Bones of the Past picks up a few months after Forging Hephaestus left off. Tori, Beverly, and Chloe are sharing an apartment. Doctor Mechaniacal is rebuilding the Guild’s home base. Donald, Rem, and their teammates are doing what they can to regain the public’s trust now that everything is out in the open. And Lodestar is back on duty, fending off alien invasions in between PTA meetings. Life returns to normal. (That Nexus comment at the end of FH, though? You won’t find the resolution to that here.)
Now that Tori is a full member of the Guild of Villainous Reformation, the pressure is off, for the most part. She can go back to developing her metasuit, swilling as much coffee as she can while laying low. Until her civilian persona gets rescued by the new hero team in town, and she’s dropped right back into Ridge City’s supers scene. Now she has new neighbors–the hero team in poor disguise–and she’s doing mandatory community service with Beth’s Scarscout cluster (ungendered scouting) with Ivan and his lovely friend, Helen.
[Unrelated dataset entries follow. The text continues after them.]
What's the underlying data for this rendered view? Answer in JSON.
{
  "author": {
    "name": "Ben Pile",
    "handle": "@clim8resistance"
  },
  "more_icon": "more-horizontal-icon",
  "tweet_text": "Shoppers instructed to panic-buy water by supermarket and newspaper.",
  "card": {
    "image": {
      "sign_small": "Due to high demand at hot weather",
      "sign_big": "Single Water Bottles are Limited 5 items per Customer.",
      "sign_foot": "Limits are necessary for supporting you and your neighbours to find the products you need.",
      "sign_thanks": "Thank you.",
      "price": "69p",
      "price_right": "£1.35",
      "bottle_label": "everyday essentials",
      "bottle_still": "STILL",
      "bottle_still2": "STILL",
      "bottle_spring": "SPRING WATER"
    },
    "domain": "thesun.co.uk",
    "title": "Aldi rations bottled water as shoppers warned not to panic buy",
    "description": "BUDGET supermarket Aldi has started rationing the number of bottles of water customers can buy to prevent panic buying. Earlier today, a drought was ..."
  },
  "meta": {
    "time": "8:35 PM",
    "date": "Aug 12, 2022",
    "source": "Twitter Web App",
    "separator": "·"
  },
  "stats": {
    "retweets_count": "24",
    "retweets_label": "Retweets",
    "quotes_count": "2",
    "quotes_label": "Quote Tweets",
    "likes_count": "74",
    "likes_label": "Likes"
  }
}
Bones of the Past isn’t quite as good as Forging Hephaestus, but it’s still a good way to spend a weekend if you’re looking for something to binge. It’s clearly a middle book, but Hayes is really good about making sure he moves parts of the story forward as he goes, rather than waiting to tie it all off at the end. (E.g., Donald confesses his feelings to Tori.) Hayes also throws a few new wrinkles into the mix, some you could see coming (Ivan and Helen) and others unexpected (I get a bad feeling about who will end up being the final Big Bad).
Fewer heists and criminal activities in general this go round. Mostly, it’s a chess game of Tori hiding her identity even as she learns everyone else’s. Things are happening around her, and she’s not driving the story. Maybe that’s what took some of the energy out of this sequel for me? Once again, the story seems to be happening around both Tori and Ivan. I suppose it’s easier to root for the “villains” when they only do bad things because they’ve been backed into a corner by outside forces.
Don’t start here. But if you’ve read Forging Hephaestus, dig right in. It’s what you’ve been waiting for.